To put it in perspective, these very same hyperscalers were investing about $380 billion in 2025. Investment has doubled in the past year alone, so one would think with this level of investment, there should be fewer outages. But as reality would have it, that’s not quite what’s happening.

ThousandEyes — a network intelligence and observability platform by Cisco — found in its latest outage report that a lot of today’s networking failures don’t come from a single point of failure but instead follow something of a domino effect.
Just to add to the mix, these outages are apparently completely avoidable. The Uptime Institute found that 4 out of 5 operators say their most serious outages could have been prevented altogether with better management.
Too Many Cooks in the Kitchen
If you had to find a single common denominator, it looks like congestion in the stack. When something goes wrong, no matter how small, that’s automatically five different systems reacting to it at once.
It’s what happened to Cloudflare in its infamous November 2025 outage, which knocked millions of people offline for several hours in the middle of a workday. For such a massive outage, it turns out it was caused by something simple: a routine bot configuration.
This doesn’t just all stem from AI. Let’s walk down memory lane for a moment — just back to the mid-2000s when VMware really took off.
Instead of running directly on physical machines, everything started running through a virtual layer. That made it easier to scale and connect things (but it also added another layer nonetheless).

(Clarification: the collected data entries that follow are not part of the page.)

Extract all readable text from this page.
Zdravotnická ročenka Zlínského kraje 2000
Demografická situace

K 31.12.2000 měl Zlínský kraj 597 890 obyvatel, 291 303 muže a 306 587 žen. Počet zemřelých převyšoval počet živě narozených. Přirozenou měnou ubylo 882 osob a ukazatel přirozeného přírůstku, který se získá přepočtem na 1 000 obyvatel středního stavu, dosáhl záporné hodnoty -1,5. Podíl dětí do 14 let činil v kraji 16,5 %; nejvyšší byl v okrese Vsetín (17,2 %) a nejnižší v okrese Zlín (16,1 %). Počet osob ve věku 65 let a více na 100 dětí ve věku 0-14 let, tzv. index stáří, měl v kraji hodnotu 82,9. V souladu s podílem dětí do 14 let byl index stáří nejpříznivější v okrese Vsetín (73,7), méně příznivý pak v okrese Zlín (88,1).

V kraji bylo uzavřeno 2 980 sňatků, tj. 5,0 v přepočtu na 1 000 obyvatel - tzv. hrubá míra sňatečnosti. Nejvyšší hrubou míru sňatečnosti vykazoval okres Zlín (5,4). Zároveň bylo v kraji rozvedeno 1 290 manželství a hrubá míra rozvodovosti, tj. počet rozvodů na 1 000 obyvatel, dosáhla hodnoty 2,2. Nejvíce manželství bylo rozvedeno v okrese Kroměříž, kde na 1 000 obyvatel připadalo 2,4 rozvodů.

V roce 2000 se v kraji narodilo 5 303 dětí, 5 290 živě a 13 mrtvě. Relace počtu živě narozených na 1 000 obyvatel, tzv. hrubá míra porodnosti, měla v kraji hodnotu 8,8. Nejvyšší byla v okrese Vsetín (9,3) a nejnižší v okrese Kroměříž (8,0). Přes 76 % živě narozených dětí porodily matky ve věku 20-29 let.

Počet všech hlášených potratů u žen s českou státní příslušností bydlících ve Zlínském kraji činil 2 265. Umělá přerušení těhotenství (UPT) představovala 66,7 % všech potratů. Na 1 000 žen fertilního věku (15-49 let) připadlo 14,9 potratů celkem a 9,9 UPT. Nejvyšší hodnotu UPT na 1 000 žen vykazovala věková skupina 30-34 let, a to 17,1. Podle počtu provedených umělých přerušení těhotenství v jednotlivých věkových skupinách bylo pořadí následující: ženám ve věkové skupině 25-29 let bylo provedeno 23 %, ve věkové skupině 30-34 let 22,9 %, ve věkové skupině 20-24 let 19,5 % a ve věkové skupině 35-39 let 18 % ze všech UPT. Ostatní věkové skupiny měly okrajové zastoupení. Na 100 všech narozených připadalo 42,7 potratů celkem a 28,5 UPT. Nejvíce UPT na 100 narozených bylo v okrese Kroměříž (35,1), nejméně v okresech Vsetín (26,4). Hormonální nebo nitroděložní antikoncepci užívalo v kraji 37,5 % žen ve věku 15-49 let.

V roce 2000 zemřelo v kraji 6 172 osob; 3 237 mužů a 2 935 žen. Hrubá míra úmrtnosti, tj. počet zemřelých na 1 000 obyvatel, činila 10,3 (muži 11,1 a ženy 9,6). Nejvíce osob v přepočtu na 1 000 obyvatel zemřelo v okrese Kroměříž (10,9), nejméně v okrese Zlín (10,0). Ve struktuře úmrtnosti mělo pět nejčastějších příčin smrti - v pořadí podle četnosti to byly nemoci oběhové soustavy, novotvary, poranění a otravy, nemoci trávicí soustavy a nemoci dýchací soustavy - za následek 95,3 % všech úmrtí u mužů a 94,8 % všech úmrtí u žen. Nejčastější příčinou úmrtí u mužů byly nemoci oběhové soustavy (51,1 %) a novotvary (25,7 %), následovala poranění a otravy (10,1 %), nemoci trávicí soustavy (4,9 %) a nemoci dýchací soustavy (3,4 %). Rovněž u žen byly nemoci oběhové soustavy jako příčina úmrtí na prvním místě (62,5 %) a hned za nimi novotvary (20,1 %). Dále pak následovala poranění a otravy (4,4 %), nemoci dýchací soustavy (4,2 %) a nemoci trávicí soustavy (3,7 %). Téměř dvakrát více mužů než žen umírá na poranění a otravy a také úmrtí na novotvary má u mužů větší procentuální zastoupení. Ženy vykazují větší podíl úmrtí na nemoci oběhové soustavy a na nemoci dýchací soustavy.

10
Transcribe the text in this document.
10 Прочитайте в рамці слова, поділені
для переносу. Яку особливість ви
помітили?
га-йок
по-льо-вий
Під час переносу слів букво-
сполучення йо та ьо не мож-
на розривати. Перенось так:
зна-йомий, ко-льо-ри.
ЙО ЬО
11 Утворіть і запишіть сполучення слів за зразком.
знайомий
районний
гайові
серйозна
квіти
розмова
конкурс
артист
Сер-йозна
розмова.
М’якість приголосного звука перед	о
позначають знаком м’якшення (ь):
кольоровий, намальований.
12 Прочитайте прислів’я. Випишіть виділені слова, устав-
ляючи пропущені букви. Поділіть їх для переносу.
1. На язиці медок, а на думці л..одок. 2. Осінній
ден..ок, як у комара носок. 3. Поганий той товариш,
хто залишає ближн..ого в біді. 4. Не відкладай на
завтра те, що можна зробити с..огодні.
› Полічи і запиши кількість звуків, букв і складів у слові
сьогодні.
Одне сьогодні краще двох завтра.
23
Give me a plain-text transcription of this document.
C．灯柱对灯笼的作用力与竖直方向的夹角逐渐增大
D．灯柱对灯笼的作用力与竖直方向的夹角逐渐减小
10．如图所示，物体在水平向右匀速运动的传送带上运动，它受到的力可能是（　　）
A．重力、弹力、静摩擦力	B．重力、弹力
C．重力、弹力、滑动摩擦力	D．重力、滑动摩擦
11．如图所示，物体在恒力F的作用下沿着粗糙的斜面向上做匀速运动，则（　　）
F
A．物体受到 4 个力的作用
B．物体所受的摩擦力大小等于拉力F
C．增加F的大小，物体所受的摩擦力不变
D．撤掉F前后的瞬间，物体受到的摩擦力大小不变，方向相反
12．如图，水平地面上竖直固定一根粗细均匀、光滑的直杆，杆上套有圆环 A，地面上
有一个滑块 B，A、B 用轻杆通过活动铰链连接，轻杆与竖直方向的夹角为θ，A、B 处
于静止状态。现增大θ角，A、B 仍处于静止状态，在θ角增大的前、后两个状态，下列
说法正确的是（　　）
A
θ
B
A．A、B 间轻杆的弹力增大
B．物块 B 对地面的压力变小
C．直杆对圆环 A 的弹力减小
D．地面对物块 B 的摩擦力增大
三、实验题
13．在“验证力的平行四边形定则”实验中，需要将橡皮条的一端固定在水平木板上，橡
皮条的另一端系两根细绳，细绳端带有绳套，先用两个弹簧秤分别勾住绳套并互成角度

What used to look like checking the server for issues is now about checking the containers, VMs, hypervisors, edge/CDN networks… all of it. It’s like switching from a Quarter-Pounder to a Big Mac.
Now we’re building on top of that again. Organizations say they’re running an average of three or more observability tools at once, and many still say they don’t have full visibility into what’s actually happening inside of their systems.
This is all happening alongside new tech like vibe coding/AI-assisted development, with Gartner estimating that 70% of enterprise applications will use low-code or no-code technologies by 2025. That’s great for speed, and it opens the web to the masses.
But the more we expand that surface — the same way we’ve been doing with cloud infrastructure — fewer people will actually know what exactly they’re working with. Some still will, though: The Bureau of Labor Statistics projects a 25% growth for software developers through 2032.

A lot of those more technical roles are likely to get pulled toward the hyperscalers. And it’ll happen as AI tools and low-code platforms take over more of the old-school day-to-day work, like building apps and getting sites live.
To be clear, it’s not “bad” to have AI systems as yet another layer, but it is another layer all the same.
Which helps explain why providers are starting to rethink that already overstuffed middle. Perhaps the mass move toward edge, serverless, and one-click setups is less of a trend and more like a major correction.